Anxious People under Treatment

One of our interviewees, Abigail Klein told us about her experience with anxiety during her life and how she has learned to deal with it through. At the end of the interview she told us that she applies some of these principles with the people she works with. We told her our ideas about making anxiety tangible through senses and she loved it - ”I would like to try that with my patients.” - Seriously? - of course. We asked her if we could work with them and she said yes.

We were ready to take the world. A week later she told us her boss didn’t want strangers in the facility and that we had to go through the process of being interns for the organization. This represented a delay of 5 weeks that included tedious paperwork, orientations, criminal background checks, etc. But we did it! 

Community Access is an organization focused on housing services for populations in risk in NYC. One of their facilities is the East Village Access, where they provide mental health care for those  who have been diagnosed with a severe mental illness and have compromised effective behavior in society.

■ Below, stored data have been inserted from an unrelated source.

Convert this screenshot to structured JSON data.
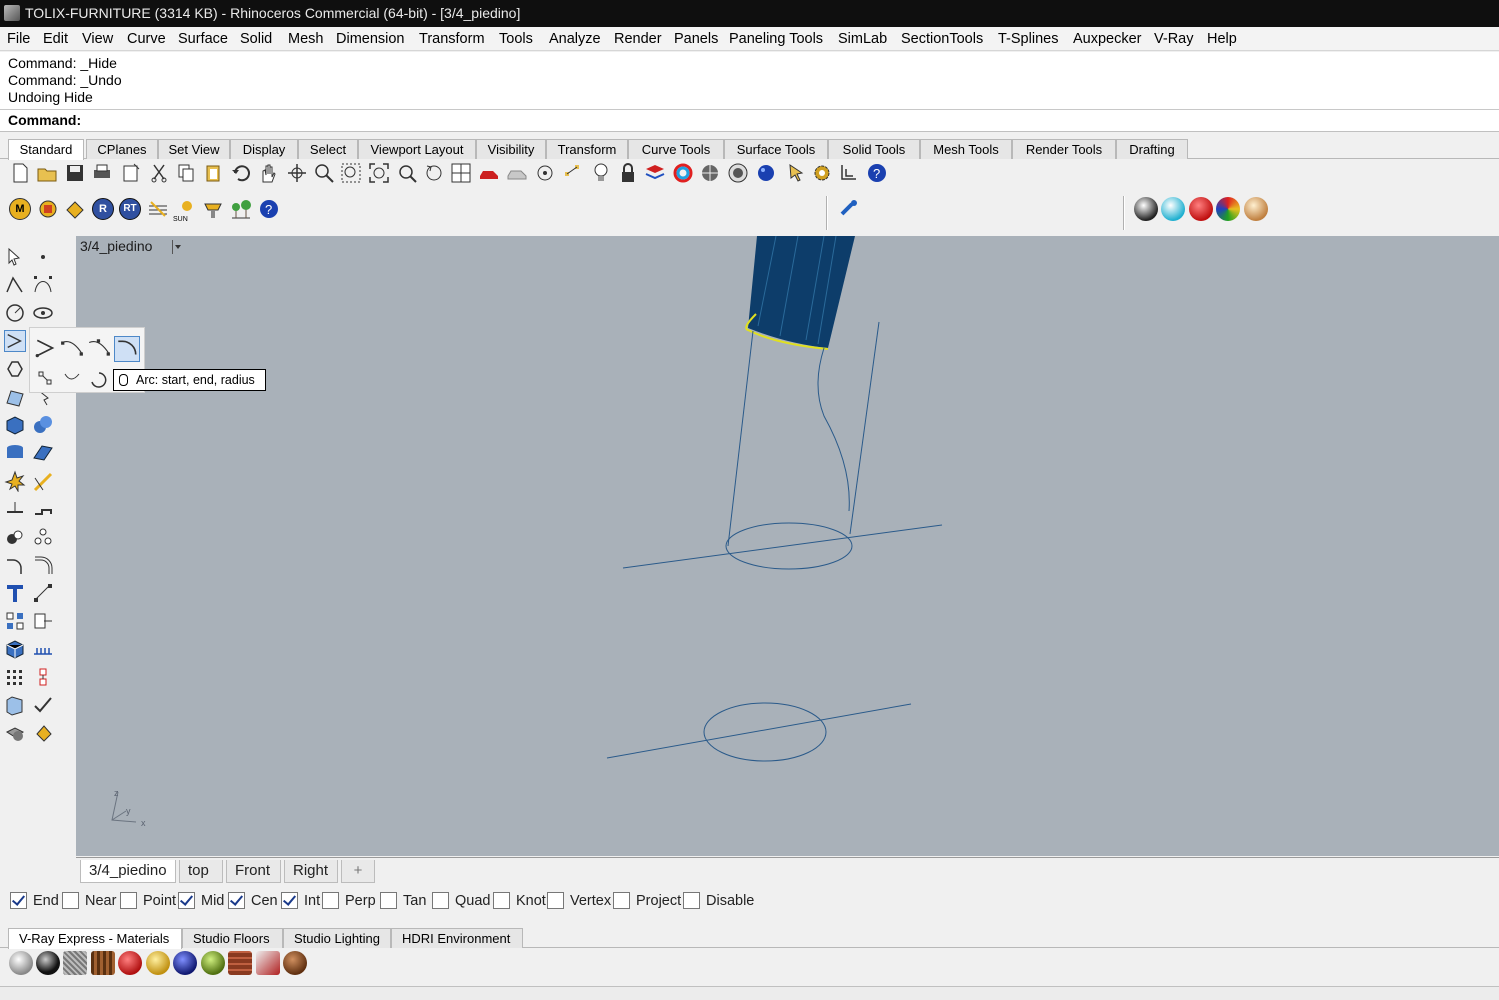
{
  "window": {
    "title": "TOLIX-FURNITURE (3314 KB) - Rhinoceros Commercial (64-bit) - [3/4_piedino]"
  },
  "menu": [
    "File",
    "Edit",
    "View",
    "Curve",
    "Surface",
    "Solid",
    "Mesh",
    "Dimension",
    "Transform",
    "Tools",
    "Analyze",
    "Render",
    "Panels",
    "Paneling Tools",
    "SimLab",
    "SectionTools",
    "T-Splines",
    "Auxpecker",
    "V-Ray",
    "Help"
  ],
  "command_history": [
    "Command: _Hide",
    "Command: _Undo",
    "Undoing Hide"
  ],
  "command_prompt": "Command:",
  "toolbar_tabs": [
    "Standard",
    "CPlanes",
    "Set View",
    "Display",
    "Select",
    "Viewport Layout",
    "Visibility",
    "Transform",
    "Curve Tools",
    "Surface Tools",
    "Solid Tools",
    "Mesh Tools",
    "Render Tools",
    "Drafting"
  ],
  "vray_toolbar": {
    "m_label": "M",
    "r_label": "R",
    "rt_label": "RT",
    "sun_label": "SUN"
  },
  "viewport": {
    "label": "3/4_piedino",
    "axes": {
      "z": "z",
      "y": "y",
      "x": "x"
    }
  },
  "tooltip": "Arc: start, end, radius",
  "view_tabs": [
    "3/4_piedino",
    "top",
    "Front",
    "Right",
    "+"
  ],
  "osnaps": [
    {
      "label": "End",
      "checked": true
    },
    {
      "label": "Near",
      "checked": false
    },
    {
      "label": "Point",
      "checked": false
    },
    {
      "label": "Mid",
      "checked": true
    },
    {
      "label": "Cen",
      "checked": true
    },
    {
      "label": "Int",
      "checked": true
    },
    {
      "label": "Perp",
      "checked": false
    },
    {
      "label": "Tan",
      "checked": false
    },
    {
      "label": "Quad",
      "checked": false
    },
    {
      "label": "Knot",
      "checked": false
    },
    {
      "label": "Vertex",
      "checked": false
    },
    {
      "label": "Project",
      "checked": false
    },
    {
      "label": "Disable",
      "checked": false
    }
  ],
  "material_tabs": [
    "V-Ray Express - Materials",
    "Studio Floors",
    "Studio Lighting",
    "HDRI Environment"
  ],
  "colors": {
    "titlebar": "#0f0f0f",
    "viewport_bg": "#a9b1b9",
    "curve": "#2a5a8a",
    "solid": "#0d3d6a",
    "highlight": "#e0e020"
  }
}
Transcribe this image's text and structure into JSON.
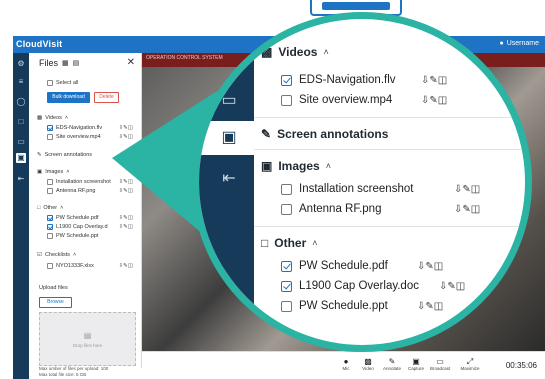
{
  "app": {
    "brand": "CloudVisit",
    "username": "Username"
  },
  "rail_icons": [
    "settings-icon",
    "list-icon",
    "person-icon",
    "chat-icon",
    "screen-share-icon",
    "folder-icon",
    "exit-icon"
  ],
  "files_panel": {
    "title": "Files",
    "select_all": "Select all",
    "bulk_download": "Bulk download",
    "delete": "Delete",
    "sections": {
      "videos": "Videos",
      "screen_annotations": "Screen annotations",
      "images": "Images",
      "other": "Other",
      "checklists": "Checklists"
    },
    "videos": [
      {
        "name": "EDS-Navigation.flv",
        "checked": true
      },
      {
        "name": "Site overview.mp4",
        "checked": false
      }
    ],
    "images": [
      {
        "name": "Installation screenshot",
        "checked": false
      },
      {
        "name": "Antenna RF.png",
        "checked": false
      }
    ],
    "other": [
      {
        "name": "PW Schedule.pdf",
        "checked": true
      },
      {
        "name": "L1900 Cap Overlay.d",
        "checked": true
      },
      {
        "name": "PW Schedule.ppt",
        "checked": false
      }
    ],
    "checklists": [
      {
        "name": "NYO1333F.xlsx",
        "checked": false
      }
    ],
    "upload_title": "Upload files",
    "browse": "Browse",
    "drop_text": "Drop files here",
    "max_files": "Max umber of files per upload: 100",
    "max_size": "Max total file size: 5 GB"
  },
  "zoom_panel": {
    "videos": "Videos",
    "video_items": [
      {
        "name": "EDS-Navigation.flv",
        "checked": true
      },
      {
        "name": "Site overview.mp4",
        "checked": false
      }
    ],
    "screen_annotations": "Screen annotations",
    "images": "Images",
    "image_items": [
      {
        "name": "Installation screenshot",
        "checked": false
      },
      {
        "name": "Antenna RF.png",
        "checked": false
      }
    ],
    "other": "Other",
    "other_items": [
      {
        "name": "PW Schedule.pdf",
        "checked": true
      },
      {
        "name": "L1900 Cap Overlay.doc",
        "checked": true
      },
      {
        "name": "PW Schedule.ppt",
        "checked": false
      }
    ]
  },
  "video": {
    "banner": "OPERATION CONTROL SYSTEM"
  },
  "bottom_bar": {
    "items": [
      "Mic",
      "Video",
      "Annotate",
      "Capture",
      "Broadcast",
      "Maximize"
    ],
    "timer": "00:35:06"
  },
  "colors": {
    "brand": "#1f73c4",
    "rail": "#163b5a",
    "ring": "#2bb3a3",
    "delete": "#d9534f"
  }
}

They have been victims of several types of violence and trauma: homelessness, substance and sexual abuse, domestic violence, among other problems.  

Abigail Klein is in charge of an experiential therapy group called Embodiment and Recovery, where an average of eleven people learn tools to healthfully function in society. The approach is experiential therapy that consists of the use of their bodies and minds in controlled situations where they can learn and practice new skills before facing the world.

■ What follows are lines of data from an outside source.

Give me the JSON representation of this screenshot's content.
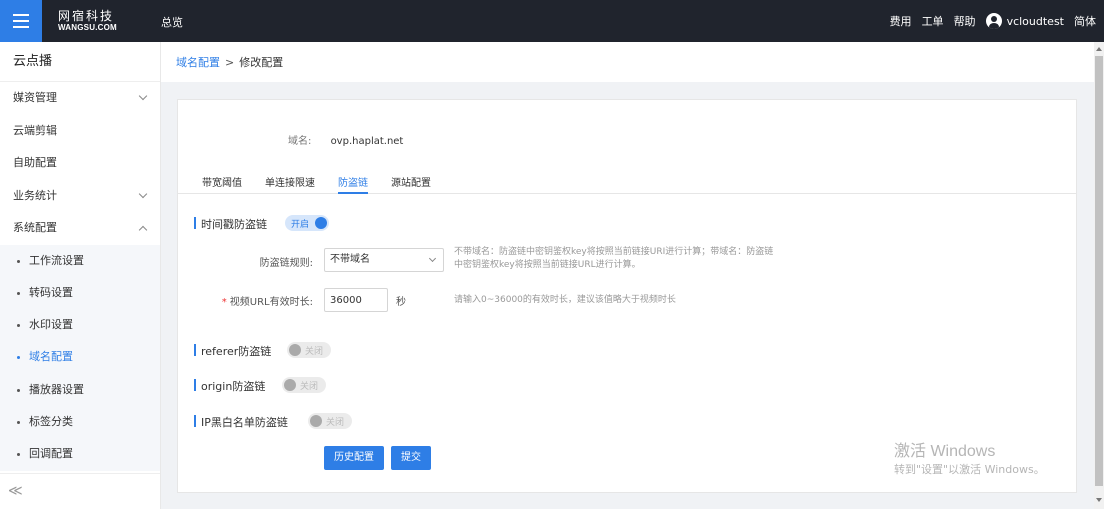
{
  "topbar": {
    "logo_cn": "网宿科技",
    "logo_en": "WANGSU.COM",
    "nav_overview": "总览",
    "links": [
      "费用",
      "工单",
      "帮助"
    ],
    "username": "vcloudtest",
    "language": "简体",
    "accent": "#2e7ee6",
    "background": "#20242d"
  },
  "sidebar": {
    "title": "云点播",
    "items": [
      {
        "label": "媒资管理",
        "expandable": "collapsed"
      },
      {
        "label": "云端剪辑"
      },
      {
        "label": "自助配置"
      },
      {
        "label": "业务统计",
        "expandable": "collapsed"
      },
      {
        "label": "系统配置",
        "expandable": "expanded"
      }
    ],
    "sub_items": [
      {
        "label": "工作流设置"
      },
      {
        "label": "转码设置"
      },
      {
        "label": "水印设置"
      },
      {
        "label": "域名配置",
        "active": true
      },
      {
        "label": "播放器设置"
      },
      {
        "label": "标签分类"
      },
      {
        "label": "回调配置"
      }
    ],
    "collapse_glyph": "≪"
  },
  "breadcrumb": {
    "link": "域名配置",
    "separator": ">",
    "current": "修改配置"
  },
  "form": {
    "domain_label": "域名:",
    "domain_value": "ovp.haplat.net",
    "tabs": [
      "带宽阈值",
      "单连接限速",
      "防盗链",
      "源站配置"
    ],
    "active_tab": "防盗链",
    "timestamp": {
      "title": "时间戳防盗链",
      "toggle": "开启",
      "rule_label": "防盗链规则:",
      "rule_value": "不带域名",
      "rule_hint_1": "不带域名：防盗链中密钥鉴权key将按照当前链接URI进行计算；带域名：防盗链",
      "rule_hint_2": "中密钥鉴权key将按照当前链接URL进行计算。",
      "validity_required": "*",
      "validity_label": "视频URL有效时长:",
      "validity_value": "36000",
      "validity_unit": "秒",
      "validity_hint": "请输入0~36000的有效时长，建议该值略大于视频时长"
    },
    "referer": {
      "title": "referer防盗链",
      "toggle": "关闭"
    },
    "origin": {
      "title": "origin防盗链",
      "toggle": "关闭"
    },
    "ip": {
      "title": "IP黑白名单防盗链",
      "toggle": "关闭"
    },
    "history_button": "历史配置",
    "submit_button": "提交"
  },
  "watermark": {
    "line1": "激活 Windows",
    "line2": "转到\"设置\"以激活 Windows。"
  }
}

Each individual diagnosis is specific, but all of them are being treated at a certain level with the four kinds of anxieties: GAD, PTSD, OCD and or Social Phobia. Because of their previous problems with their behavior in society, their diagnosis for anxiety is connected with harmful experiences in their past.

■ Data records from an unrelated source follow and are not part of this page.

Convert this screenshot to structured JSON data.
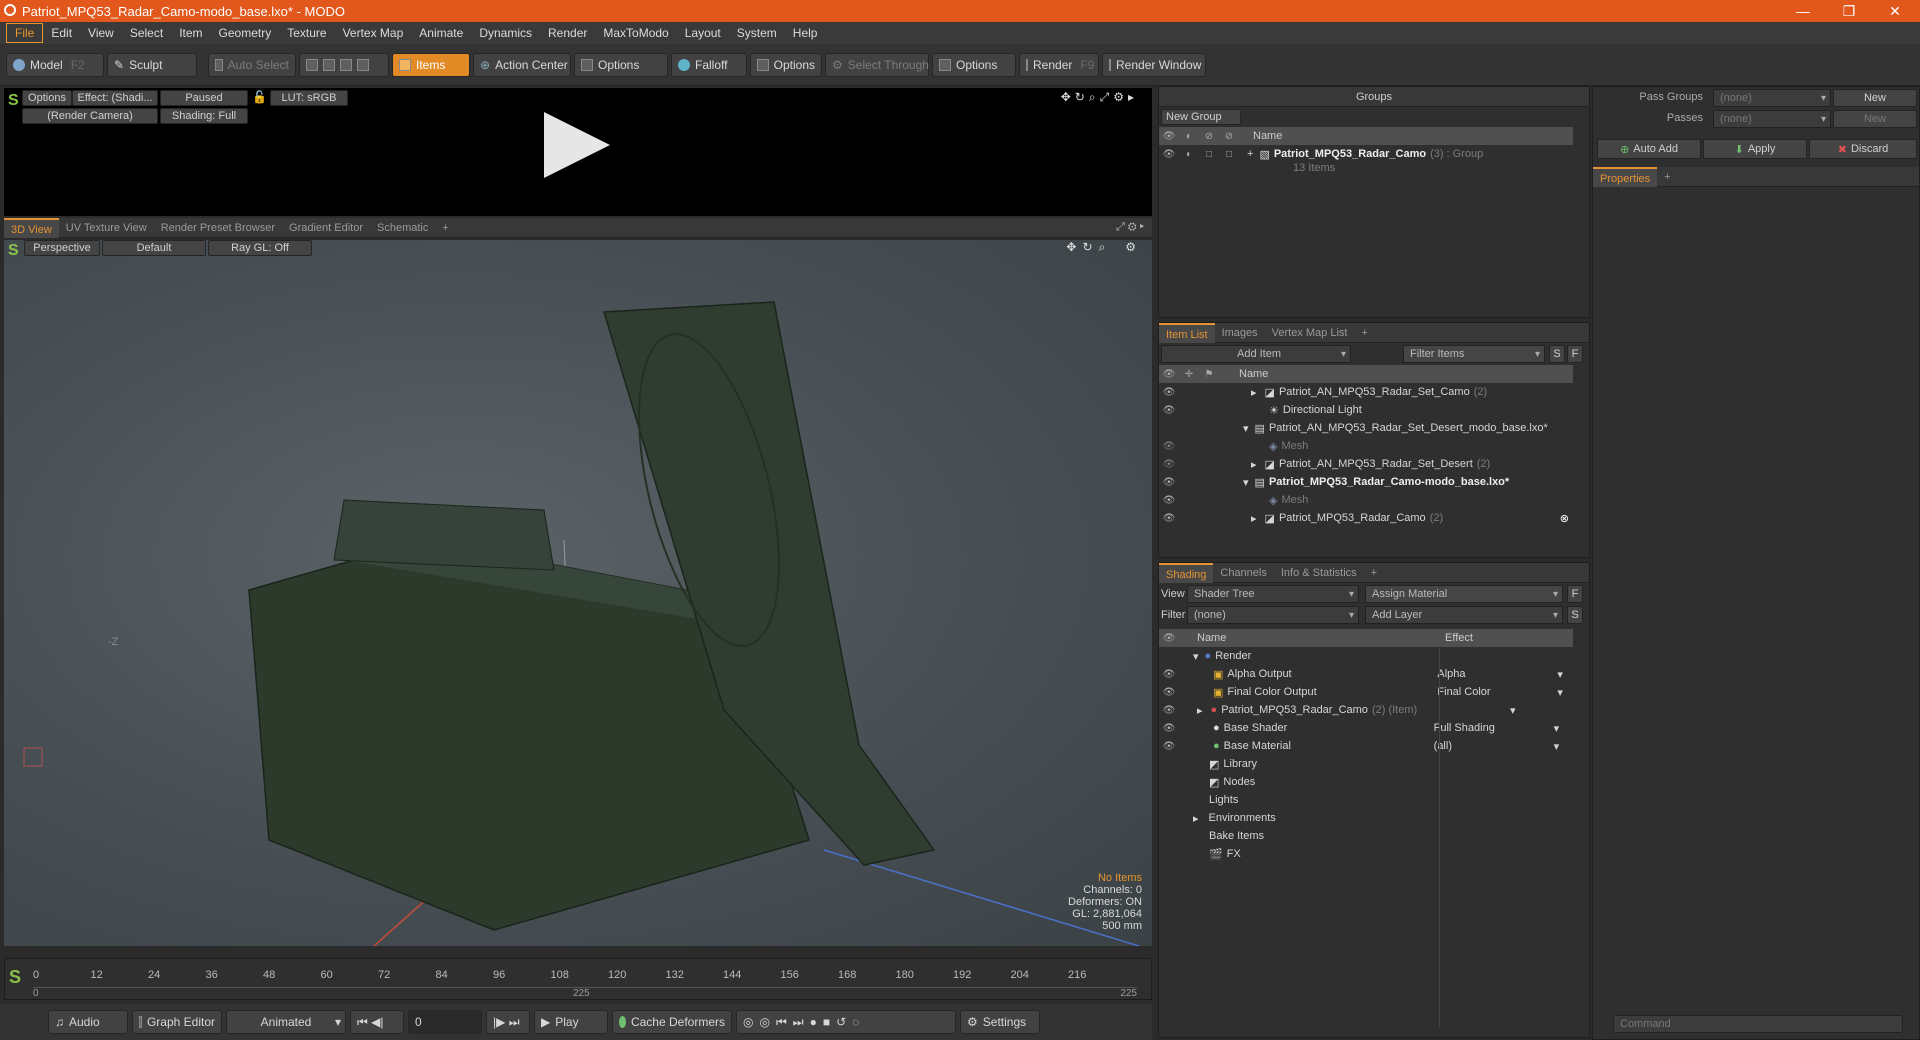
{
  "window": {
    "title": "Patriot_MPQ53_Radar_Camo-modo_base.lxo* - MODO"
  },
  "menu": [
    "File",
    "Edit",
    "View",
    "Select",
    "Item",
    "Geometry",
    "Texture",
    "Vertex Map",
    "Animate",
    "Dynamics",
    "Render",
    "MaxToModo",
    "Layout",
    "System",
    "Help"
  ],
  "toolbar": {
    "model": "Model",
    "model_key": "F2",
    "sculpt": "Sculpt",
    "auto_select": "Auto Select",
    "items": "Items",
    "action_center": "Action Center",
    "options1": "Options",
    "falloff": "Falloff",
    "options2": "Options",
    "select_through": "Select Through",
    "options3": "Options",
    "render": "Render",
    "render_key": "F9",
    "render_window": "Render Window"
  },
  "preview": {
    "options": "Options",
    "effect": "Effect: (Shadi...",
    "paused": "Paused",
    "lut": "LUT: sRGB",
    "camera": "(Render Camera)",
    "shading": "Shading: Full"
  },
  "view_tabs": [
    "3D View",
    "UV Texture View",
    "Render Preset Browser",
    "Gradient Editor",
    "Schematic"
  ],
  "viewport": {
    "perspective": "Perspective",
    "default": "Default",
    "raygl": "Ray GL: Off",
    "axis_label": "-Z",
    "info": {
      "no_items": "No Items",
      "channels": "Channels: 0",
      "deformers": "Deformers: ON",
      "gl": "GL: 2,881,064",
      "scale": "500 mm"
    }
  },
  "timeline": {
    "ticks": [
      "0",
      "12",
      "24",
      "36",
      "48",
      "60",
      "72",
      "84",
      "96",
      "108",
      "120",
      "132",
      "144",
      "156",
      "168",
      "180",
      "192",
      "204",
      "216"
    ],
    "sub_start": "0",
    "sub_mid": "225",
    "sub_end": "225"
  },
  "bottombar": {
    "audio": "Audio",
    "graph_editor": "Graph Editor",
    "animated": "Animated",
    "frame": "0",
    "play": "Play",
    "cache_deformers": "Cache Deformers",
    "settings": "Settings"
  },
  "groups": {
    "title": "Groups",
    "new_group": "New Group",
    "col_name": "Name",
    "item_name": "Patriot_MPQ53_Radar_Camo",
    "item_count": "(3)",
    "item_type": ": Group",
    "item_sub": "13 Items"
  },
  "pass": {
    "pass_groups": "Pass Groups",
    "passes": "Passes",
    "none": "(none)",
    "new": "New",
    "auto_add": "Auto Add",
    "apply": "Apply",
    "discard": "Discard",
    "properties_tab": "Properties"
  },
  "itemlist": {
    "tabs": [
      "Item List",
      "Images",
      "Vertex Map List"
    ],
    "add_item": "Add Item",
    "filter": "Filter Items",
    "s": "S",
    "f": "F",
    "col_name": "Name",
    "rows": [
      {
        "label": "Patriot_AN_MPQ53_Radar_Set_Camo",
        "count": "(2)"
      },
      {
        "label": "Directional Light",
        "count": ""
      },
      {
        "label": "Patriot_AN_MPQ53_Radar_Set_Desert_modo_base.lxo*",
        "count": ""
      },
      {
        "label": "Mesh",
        "count": ""
      },
      {
        "label": "Patriot_AN_MPQ53_Radar_Set_Desert",
        "count": "(2)"
      },
      {
        "label": "Patriot_MPQ53_Radar_Camo-modo_base.lxo*",
        "count": ""
      },
      {
        "label": "Mesh",
        "count": ""
      },
      {
        "label": "Patriot_MPQ53_Radar_Camo",
        "count": "(2)"
      }
    ]
  },
  "shading": {
    "tabs": [
      "Shading",
      "Channels",
      "Info & Statistics"
    ],
    "view_label": "View",
    "view_value": "Shader Tree",
    "assign": "Assign Material",
    "filter_label": "Filter",
    "filter_value": "(none)",
    "add_layer": "Add Layer",
    "f": "F",
    "s": "S",
    "col_name": "Name",
    "col_effect": "Effect",
    "rows": [
      {
        "name": "Render",
        "effect": ""
      },
      {
        "name": "Alpha Output",
        "effect": "Alpha"
      },
      {
        "name": "Final Color Output",
        "effect": "Final Color"
      },
      {
        "name": "Patriot_MPQ53_Radar_Camo",
        "extra": "(2) (Item)",
        "effect": ""
      },
      {
        "name": "Base Shader",
        "effect": "Full Shading"
      },
      {
        "name": "Base Material",
        "effect": "(all)"
      },
      {
        "name": "Library",
        "effect": ""
      },
      {
        "name": "Nodes",
        "effect": ""
      },
      {
        "name": "Lights",
        "effect": ""
      },
      {
        "name": "Environments",
        "effect": ""
      },
      {
        "name": "Bake Items",
        "effect": ""
      },
      {
        "name": "FX",
        "effect": ""
      }
    ]
  },
  "command": {
    "placeholder": "Command"
  },
  "colors": {
    "accent": "#e6952d",
    "title": "#e2571b",
    "mesh": "#2c3a2c"
  }
}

Working with Community Access

Each session starts off with a regular exercise: Checking in with how they feel at the moment and what is their level of energy. People who have been in the program for a longer time mostly feel good, but a lot of them mentioned a certain level of distress related to their anxiety.  

We decided to follow this structure for our own session. Moreover, one of our thesis advisors, Tina Park, a partner at Diagram, a New York-based design studio that works to improve healthcare experiences, suggested trying to avoid to use the term “anxiety” during our sessions. People liked the sensorial experience so we decided for the participants of Embodiment and Recovery to explore their emotions freely.  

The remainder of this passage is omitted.